Frankly, I was a bit stunned by this zoologist-turned-detective’s outburst, and not only because he was apparently acquainted with the rogue who’d stolen my hat. Having hardly exchanged more than a polite “Good morning” or “Good evening” with a soul since returning to London, I found myself rather breathless when confronted with so much confused eloquence. “Jun,” I managed, “Matsumoto Jun. Lately medical attendant of British forces in the Sudan, currently a London doctor of no fixed address.”
I may have imagined it, but the detective’s eyes seemed to soften further at my words. “Jun,” he replied, his breathy, surprisingly deep voice sending a strange thrill down my spine as he pronounced the syllable, “I realize that this is rather unorthodox on so short an acquaintance, but I was just heading for a late supper at the Oxford Club. You know it?” I nodded. “Then would you care to accompany me? There is a chill in the air, and I think we could both use a strong drink. Will you join me?” he repeated, his eyes so irresistibly entreating that before I had time to think I found myself nodding my assent.
“I would be delighted, sir.”
“Please call me Masaki,” he grinned cheerfully in response, stepping beside me and offering me his arm, “Will you take my arm, Jun?”
I flinched away from the proffered arm automatically, hating the thought that he might be inviting me out of mere pity. In those first months of my injury, I was very proud, and I shied away instinctively from all (often imagined) notice of it by others. “No,” I replied stiffly, my jaw suddenly tight, “In spite of my appearance, I am perfectly capable of making my own way, sir.”
Aiba dropped his arm immediately, looking for a moment as though I’d slapped him before he seemed to compose himself. He turned away quickly and began walking forward, “I beg your pardon, sir,” he offered, so gently that I instantly abhorred my rudeness.

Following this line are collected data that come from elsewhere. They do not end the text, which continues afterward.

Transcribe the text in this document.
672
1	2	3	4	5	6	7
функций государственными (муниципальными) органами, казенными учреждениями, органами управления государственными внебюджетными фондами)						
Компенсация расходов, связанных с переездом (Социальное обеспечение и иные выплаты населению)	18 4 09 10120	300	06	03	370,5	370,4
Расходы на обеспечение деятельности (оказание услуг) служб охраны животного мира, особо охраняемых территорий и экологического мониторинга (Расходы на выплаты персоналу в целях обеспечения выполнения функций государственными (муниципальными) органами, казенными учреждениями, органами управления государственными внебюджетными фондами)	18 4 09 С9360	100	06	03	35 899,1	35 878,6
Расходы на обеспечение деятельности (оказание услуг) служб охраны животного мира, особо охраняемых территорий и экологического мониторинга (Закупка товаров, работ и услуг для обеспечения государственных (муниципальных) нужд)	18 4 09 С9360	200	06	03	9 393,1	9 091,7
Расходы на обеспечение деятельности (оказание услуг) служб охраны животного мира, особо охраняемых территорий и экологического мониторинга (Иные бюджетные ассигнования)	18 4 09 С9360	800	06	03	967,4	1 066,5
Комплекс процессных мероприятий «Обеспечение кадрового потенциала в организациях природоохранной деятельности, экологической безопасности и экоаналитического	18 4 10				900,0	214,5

I was falling back into my mood of fretful gloom as we made our way forward when Aiba suddenly raised a hand to his hair and burst out laughing, surprising me with his breathy guffaws. “Would you believe it, my dear Jun,” he exclaimed, “but I’ve lost my hat!”
As he turned to me with a warm smile, I could not help joining in his laughter, privately convinced that I would never again encounter a detective both so agreeable and so incompetent, a hypothesis that our future adventures would provide ample evidence to support.